Quando avvertiamo l’odore della criminalità, sentiamo che non si tratta soltanto di mafia o camorra, ma soprattutto di ‘ndrangheta

La Dia di Caltanissetta ha dato esecuzione a un provvedimento di sequestro di beni emesso dalla Sezione Misure di Prevenzione del locale Tribunale, su proposta della Direzione Distrettuale Antimafia della Procura nissena, nei confronti di Santo Valenti, 57enne di Gela, ritenuto “contiguo” al noto “clan Rinzivillo”, facente capo a Cosa Nostra gelese.  L’uomo era stato già arrestato nell’ottobre del 2017 per attività estorsiva aggravata dal metodo mafioso ai danni di imprenditori ortofrutticoli. Le indagini della Dia nissena e i provvedimenti assunti dalla Procura non riguardano quindi gli affari illeciti nel settore eolico.

Tuttavia, la notizia che a Santo Valenti siano stati sequestrai, tra gli altri beni, un terreno con impianto eolico ad Avigliano e un terreno con impianto eolico a Potenza, guardata dal punto di vista delle nostre faccende locali, assume un significato importante.

È un segnale che conferma la nostra ipotesi, sviluppata in due anni di inchieste giornalistiche, che in Basilicata nel business del vento ci siano infiltrazioni criminali a carattere mafioso. Abbiamo studiato documenti, visitato luoghi, incontrato cittadini, operatori del settore e funzionari onesti della Pubblica amministrazione e oggi, a maggior ragione, quell’ipotesi la confermiamo senza dubbio. Anche perché nel frattempo siamo stati destinatari di “amichevoli” avvertimenti che, col senno di poi, ci hanno chiarito le idee.
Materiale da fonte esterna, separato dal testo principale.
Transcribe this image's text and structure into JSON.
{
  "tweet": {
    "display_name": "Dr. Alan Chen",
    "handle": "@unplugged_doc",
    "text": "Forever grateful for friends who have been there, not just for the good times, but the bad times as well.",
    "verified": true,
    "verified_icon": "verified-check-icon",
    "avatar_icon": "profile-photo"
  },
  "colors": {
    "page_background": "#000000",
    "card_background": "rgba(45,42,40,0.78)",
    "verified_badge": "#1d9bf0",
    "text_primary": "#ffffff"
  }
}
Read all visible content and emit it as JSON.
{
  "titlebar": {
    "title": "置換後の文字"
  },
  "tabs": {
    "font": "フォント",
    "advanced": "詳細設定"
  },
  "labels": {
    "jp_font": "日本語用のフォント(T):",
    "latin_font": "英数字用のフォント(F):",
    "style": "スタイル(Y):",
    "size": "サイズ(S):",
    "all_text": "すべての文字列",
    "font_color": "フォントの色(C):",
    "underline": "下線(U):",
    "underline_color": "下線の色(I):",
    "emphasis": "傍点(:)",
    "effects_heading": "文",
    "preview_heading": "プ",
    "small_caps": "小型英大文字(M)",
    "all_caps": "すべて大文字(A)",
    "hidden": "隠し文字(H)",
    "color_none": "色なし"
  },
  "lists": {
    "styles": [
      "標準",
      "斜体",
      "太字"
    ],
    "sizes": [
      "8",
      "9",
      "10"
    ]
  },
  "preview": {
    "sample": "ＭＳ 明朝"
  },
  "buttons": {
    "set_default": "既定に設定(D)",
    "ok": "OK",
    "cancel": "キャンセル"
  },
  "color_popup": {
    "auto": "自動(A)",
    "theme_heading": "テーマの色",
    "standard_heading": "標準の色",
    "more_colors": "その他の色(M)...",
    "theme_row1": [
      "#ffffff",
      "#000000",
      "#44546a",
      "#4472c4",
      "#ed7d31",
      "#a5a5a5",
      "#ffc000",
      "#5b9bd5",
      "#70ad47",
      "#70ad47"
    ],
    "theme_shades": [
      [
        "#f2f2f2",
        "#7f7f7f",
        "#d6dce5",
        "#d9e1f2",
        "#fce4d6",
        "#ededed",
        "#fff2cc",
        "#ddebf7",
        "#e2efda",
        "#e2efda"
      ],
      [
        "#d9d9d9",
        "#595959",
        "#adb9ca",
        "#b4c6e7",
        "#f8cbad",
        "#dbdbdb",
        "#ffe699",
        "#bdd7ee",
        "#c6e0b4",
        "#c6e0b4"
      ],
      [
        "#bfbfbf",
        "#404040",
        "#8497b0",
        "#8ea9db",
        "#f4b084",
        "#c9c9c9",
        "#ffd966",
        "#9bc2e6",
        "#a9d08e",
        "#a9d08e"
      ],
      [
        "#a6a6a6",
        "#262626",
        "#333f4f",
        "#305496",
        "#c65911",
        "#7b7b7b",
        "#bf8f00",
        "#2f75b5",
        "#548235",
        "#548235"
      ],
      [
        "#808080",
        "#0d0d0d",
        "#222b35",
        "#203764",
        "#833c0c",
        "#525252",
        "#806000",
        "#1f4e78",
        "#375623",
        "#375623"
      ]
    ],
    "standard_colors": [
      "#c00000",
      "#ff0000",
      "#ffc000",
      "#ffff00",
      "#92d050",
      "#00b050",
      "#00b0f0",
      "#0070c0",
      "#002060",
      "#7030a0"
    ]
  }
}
Perciò insistiamo. Nell’affare eolico in Basilicata decine di funzionari, imprenditori, sportelli bancari, studi di progettazione, società veicolo e società esecutrici, società finanziarie, coperti da un ombrello politico spesso invisibile, hanno fatto strage di paesaggi e di terreni agricoli di qualità per procurarsi vantaggi illegittimi. Costruendo un labirinto di società nel quale serpeggiano altri interessi che nulla hanno a che fare con l’energia pulita. In questa giostra sono saliti anche uomini, in giacca e cravatta, legati ad ambienti malavitosi, interessati a riciclare proventi da attività illecite. Intorno all’eolico, si sono mossi e si muovono fatti e personaggi di dubbia reputazione. E alcuni ambienti politici di ieri e di oggi, con la compiacenza di funzionari pubblici, hanno fatto e fanno da copertura a un sistema di relazioni molto pericoloso.

Non sempre si tratta di affari illeciti, più spesso si tratta di accordi affaristici al limite e oltre la legalità tra sfere di business e politica. Ma quando avvertiamo l’odore della criminalità, sentiamo che non si tratta soltanto di mafia o camorra, ma soprattutto di ‘ndrangheta.

Noi facciamo i giornalisti, non gli inquirenti i quali, tra l’altro, hanno contezza di tutti i nostri articoli scritti in questi anni. Non spetta a noi fare il lavoro di altri, noi abbiamo il dovere di raccontare, e interpretare quando necessario, accadimenti e situazioni ed esporle alla valutazione critica dell’opinione pubblica.

I senatori e i deputati della Basilicata, specie quelli con la medaglia delle Commissioni Antimafia e Eco-Mafie, a parte qualche comunicato scontato e banale, dimostrino di meritarsi la fiducia dei lucani.